Numerical process parameters optimization in hammer forging for minimizing forging load

抄録

Hammer forging is a traditional manufacturing technology to produce high stiffness product and is widely used in heavy industries. In the hammer forging, the product is produced through several blows. Forging using mechanical press controls the distance between dies and then the product is produced, whereas the product is produced by the energy in the hammer forging. Therefore, it is difficult to control the distance between dies in the hammer forging, and the energy plays a crucial role in the hammer forging. It is necessary to determine appropriate energy at each blow to produce highly accurate product. Conventionally, the energy at each blow is determined by the trial-and-error method. This paper proposes a methodology to determine the optimal energy at each blow using numerical simulation and design optimization technique. It is important to save the energy in the hammer forging for green environment, and is also important to reduce the forging load.
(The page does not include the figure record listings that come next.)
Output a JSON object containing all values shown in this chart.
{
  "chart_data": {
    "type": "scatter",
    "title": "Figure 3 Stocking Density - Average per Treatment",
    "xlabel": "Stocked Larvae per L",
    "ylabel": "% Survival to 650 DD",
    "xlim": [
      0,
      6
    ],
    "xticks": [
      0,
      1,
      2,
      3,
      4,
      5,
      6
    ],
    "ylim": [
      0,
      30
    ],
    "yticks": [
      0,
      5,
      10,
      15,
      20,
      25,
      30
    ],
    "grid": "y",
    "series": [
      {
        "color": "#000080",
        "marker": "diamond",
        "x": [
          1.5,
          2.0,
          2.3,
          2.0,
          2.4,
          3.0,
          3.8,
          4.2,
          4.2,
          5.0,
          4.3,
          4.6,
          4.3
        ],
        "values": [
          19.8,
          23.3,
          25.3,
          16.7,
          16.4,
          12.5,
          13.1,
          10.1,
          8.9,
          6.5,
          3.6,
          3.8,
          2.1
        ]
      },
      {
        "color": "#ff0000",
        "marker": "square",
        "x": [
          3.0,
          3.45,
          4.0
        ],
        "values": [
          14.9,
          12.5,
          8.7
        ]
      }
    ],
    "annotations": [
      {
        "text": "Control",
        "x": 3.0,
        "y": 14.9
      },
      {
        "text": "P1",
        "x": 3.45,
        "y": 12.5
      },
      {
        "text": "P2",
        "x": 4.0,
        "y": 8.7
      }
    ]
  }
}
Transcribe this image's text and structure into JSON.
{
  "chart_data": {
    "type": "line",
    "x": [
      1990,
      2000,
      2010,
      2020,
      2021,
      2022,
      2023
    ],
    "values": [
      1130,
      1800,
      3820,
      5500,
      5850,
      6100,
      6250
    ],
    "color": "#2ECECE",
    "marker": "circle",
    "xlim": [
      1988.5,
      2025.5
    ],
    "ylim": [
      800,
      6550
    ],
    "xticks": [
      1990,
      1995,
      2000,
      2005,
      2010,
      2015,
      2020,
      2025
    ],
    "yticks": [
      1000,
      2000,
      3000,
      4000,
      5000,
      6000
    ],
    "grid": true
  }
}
To produce the highly accurate product, underfill should be avoided, which is handled as the design constraint. Therefore, multiobjective design optimization is performed to minimize the total energy and the forging load without underfill. The numerical simulation is so intensive that sequential approximate optimization that response surface is repeatedly constructed and optimized is adopted to identify the pareto-frontier between the total energy and the forging load. It is clarified through the numerical result that the proposed approach can determine the energy at each blow effectively, compared with the trial-and-error method.